Он примчался через минуту с жестянкой «Синтола». Мама осторожно сняла с дедушки грязную рубаху и судру. Кожа на его предплечьях и животе висела складками, а на груди образовала два мешочка, усохшие груди. Два маленьких надувных шарика, из которых вышел воздух. И волосы на них пучками белых ниток.
Роксана скомкала судру и отерла ею пот со спины и подмышек отца. Посыпала тальком из жестянки и быстренько растерла, сетуя на отсутствие воды. Потом выудила из чемодана свежую судру и рубашку, помогла Нариману надеть их.
– Спасибо. Теперь я свеж, как маргаритка-дейзи.
– Это ты еще не видел, как потеет наша маргаритка с первого этажа, когда на скрипке играет.
Роксана унесла пропотевшую одежду и бросила в завтрашнюю стирку.

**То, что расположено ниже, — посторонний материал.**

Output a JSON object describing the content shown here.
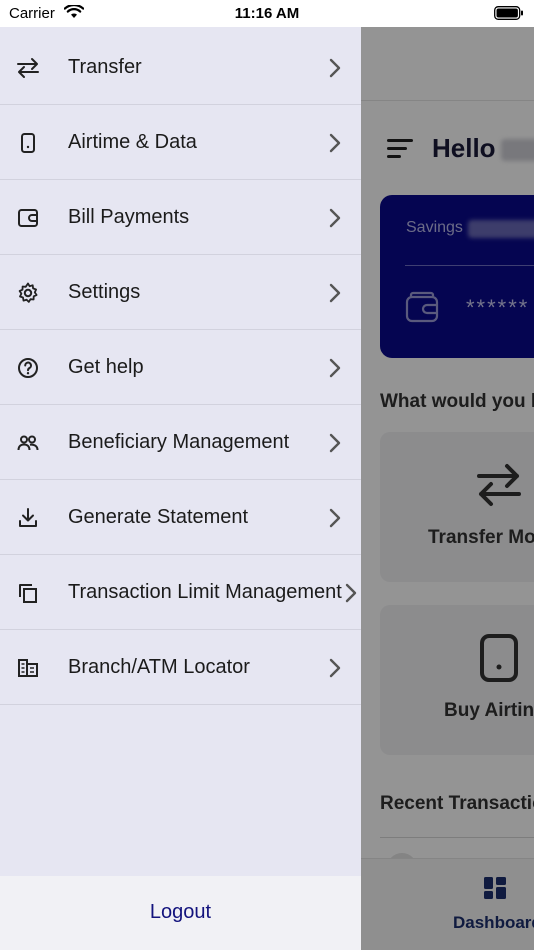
{
  "status_bar": {
    "carrier": "Carrier",
    "time": "11:16 AM"
  },
  "drawer": {
    "items": [
      {
        "label": "Transfer",
        "icon": "transfer-arrows-icon"
      },
      {
        "label": "Airtime & Data",
        "icon": "phone-icon"
      },
      {
        "label": "Bill Payments",
        "icon": "wallet-icon"
      },
      {
        "label": "Settings",
        "icon": "gear-icon"
      },
      {
        "label": "Get help",
        "icon": "help-circle-icon"
      },
      {
        "label": "Beneficiary Management",
        "icon": "people-icon"
      },
      {
        "label": "Generate Statement",
        "icon": "download-icon"
      },
      {
        "label": "Transaction Limit Management",
        "icon": "copy-icon"
      },
      {
        "label": "Branch/ATM Locator",
        "icon": "building-icon"
      }
    ],
    "logout_label": "Logout"
  },
  "background_screen": {
    "greeting": "Hello",
    "account_card": {
      "account_type": "Savings",
      "masked_balance": "******"
    },
    "quick_actions_heading": "What would you l",
    "quick_actions": [
      {
        "label": "Transfer Mo",
        "icon": "transfer-arrows-icon"
      },
      {
        "label": "Buy Airtin",
        "icon": "phone-icon"
      }
    ],
    "recent_heading": "Recent Transactio",
    "tab_bar": {
      "active_tab": "Dashboard",
      "active_icon": "dashboard-grid-icon"
    }
  },
  "colors": {
    "drawer_bg": "#e6e6f2",
    "card_bg": "#0a0a8c",
    "logout_text": "#13137d",
    "overlay": "rgba(0,0,0,0.42)"
  }
}
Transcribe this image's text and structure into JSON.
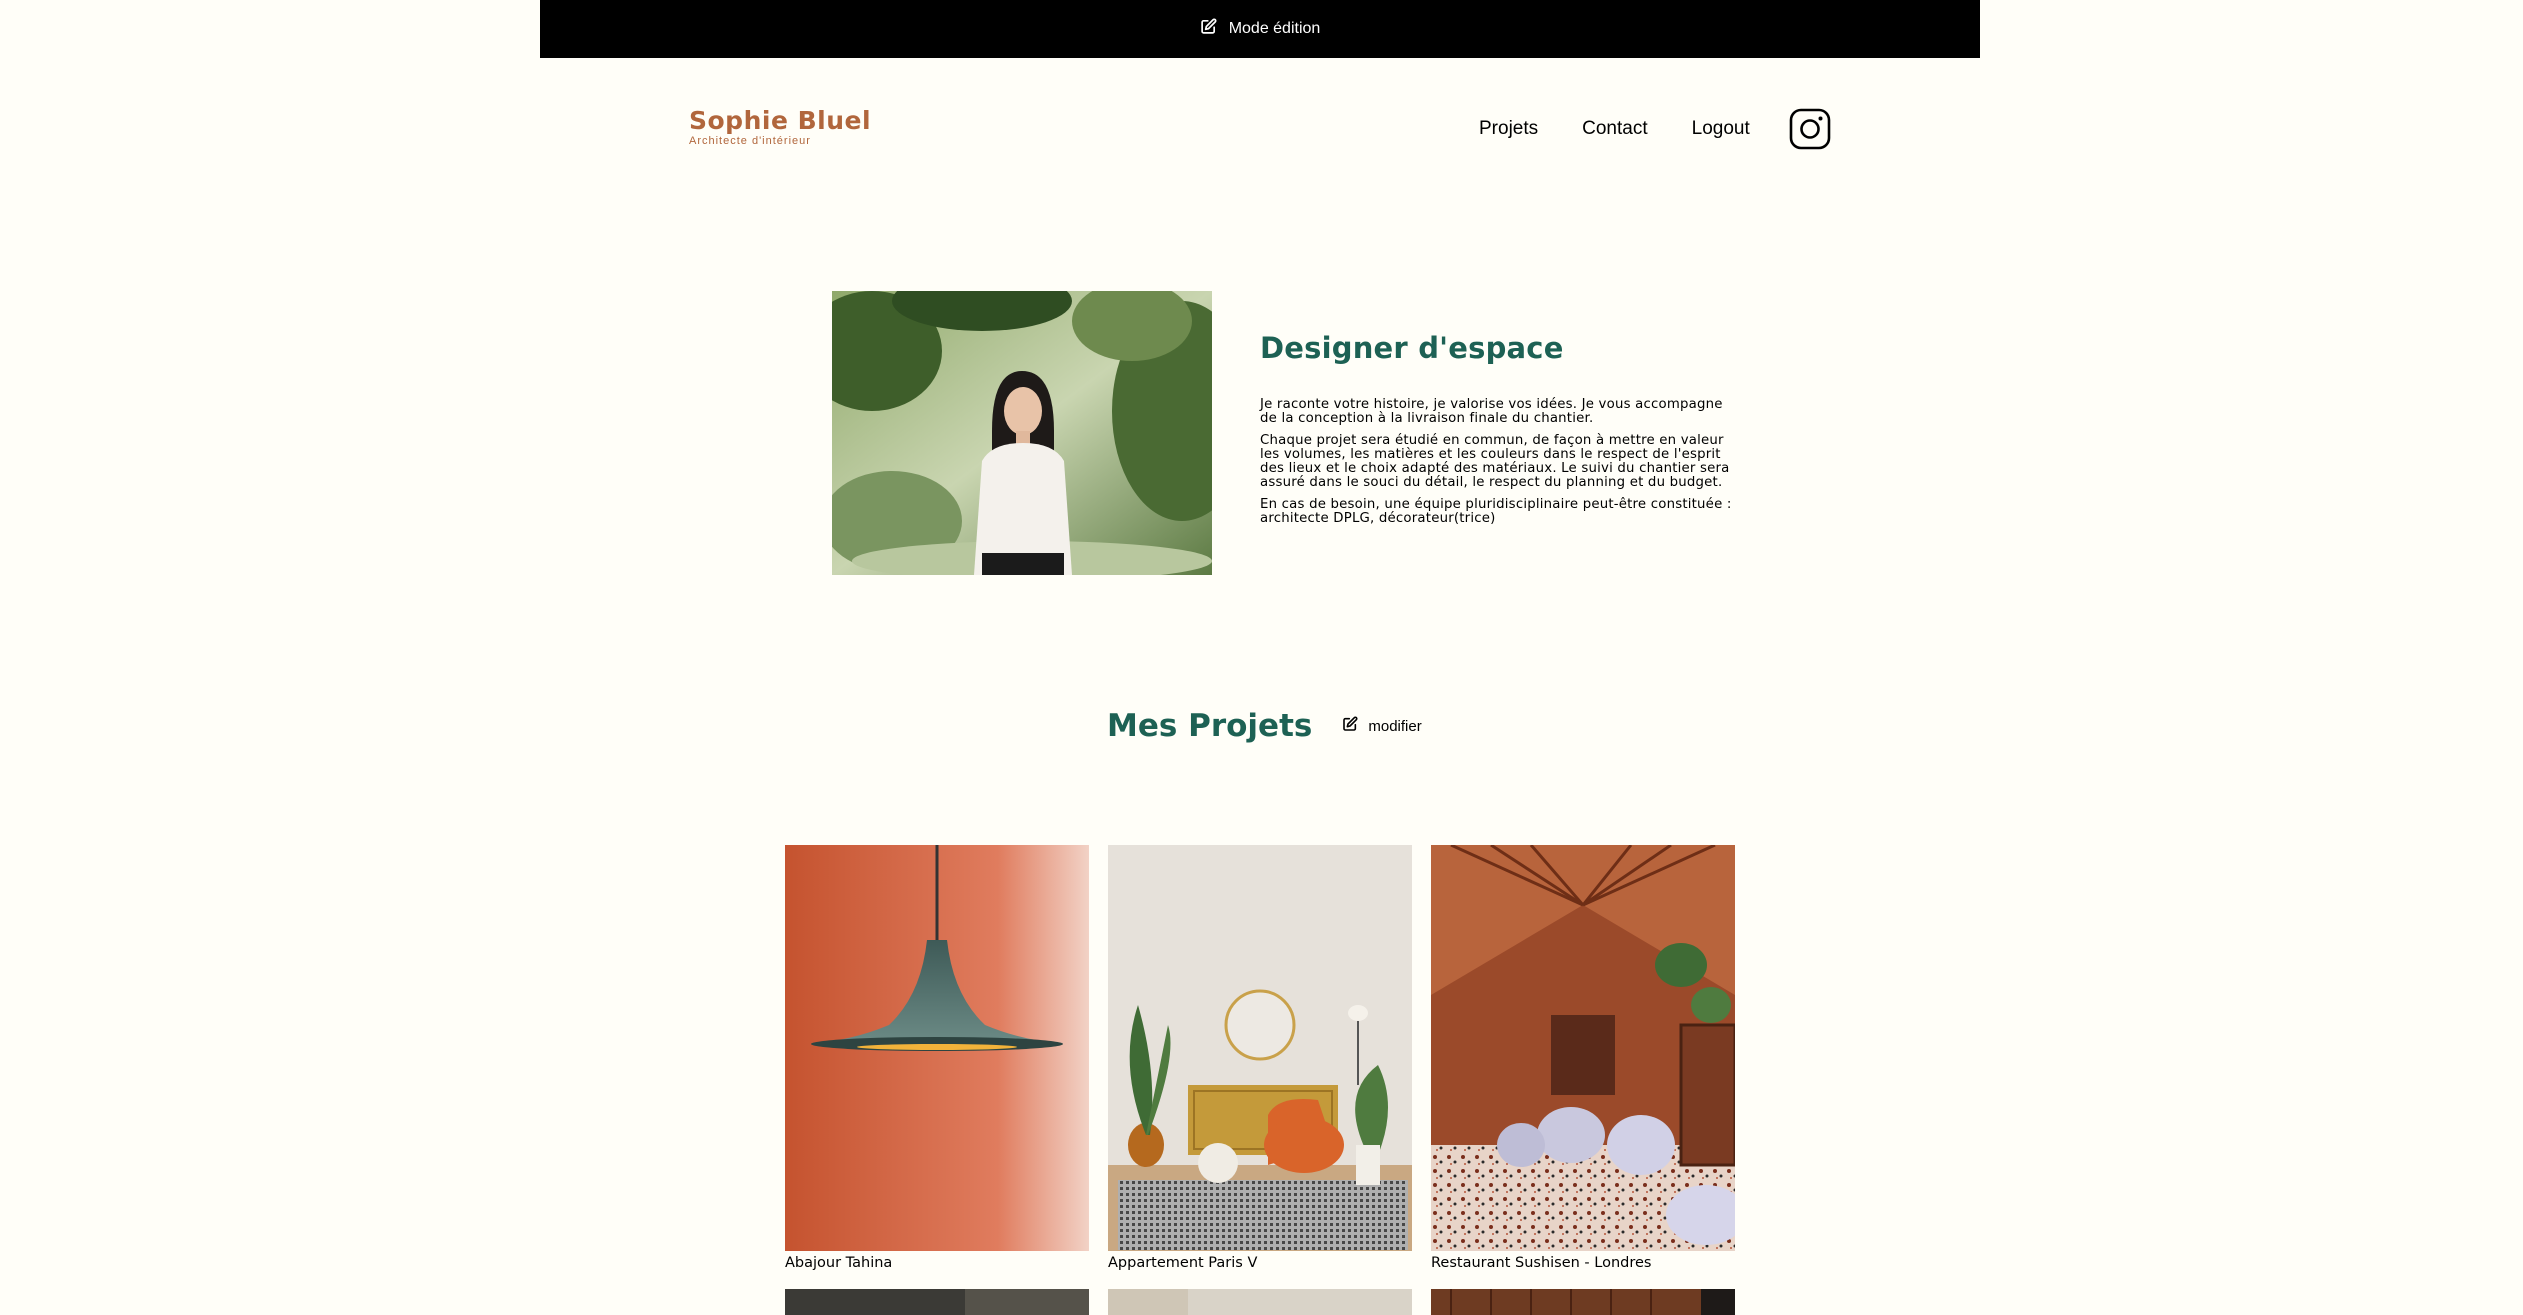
{
  "banner": {
    "label": "Mode édition",
    "icon": "edit-icon"
  },
  "header": {
    "logo_name": "Sophie Bluel",
    "logo_subtitle": "Architecte d'intérieur",
    "nav": [
      "Projets",
      "Contact",
      "Logout"
    ],
    "social_icon": "instagram-icon"
  },
  "introduction": {
    "title": "Designer d'espace",
    "paragraphs": [
      "Je raconte votre histoire, je valorise vos idées. Je vous accompagne de la conception à la livraison finale du chantier.",
      "Chaque projet sera étudié en commun, de façon à mettre en valeur les volumes, les matières et les couleurs dans le respect de l'esprit des lieux et le choix adapté des matériaux. Le suivi du chantier sera assuré dans le souci du détail, le respect du planning et du budget.",
      "En cas de besoin, une équipe pluridisciplinaire peut-être constituée : architecte DPLG, décorateur(trice)"
    ]
  },
  "portfolio": {
    "title": "Mes Projets",
    "modify_label": "modifier",
    "works": [
      {
        "caption": "Abajour Tahina"
      },
      {
        "caption": "Appartement Paris V"
      },
      {
        "caption": "Restaurant Sushisen - Londres"
      }
    ]
  },
  "colors": {
    "brand": "#B1663C",
    "title_green": "#1D6154",
    "background": "#FFFEF8",
    "banner": "#000000"
  }
}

– Пора обедать. Я приготовила легкий рисовый супчик для Джехангу, у него что-то с желудком, но вам вполне хватит на двоих.
Роксана наполнила тарелку для сына и позвала его к столу; отцу она налила суп в мисочку.
– Тебе, папа, удобней будет есть из такой. Я помогу тебе, если захочешь.
Он протянул руку за мисочкой и поставил ее себе на живот. Мисочка в васильках поднималась и опускалась в такт его дыханию.
– Колышется, как лодочка, – заметил Джехангир, – а твой живот делает волны для нее.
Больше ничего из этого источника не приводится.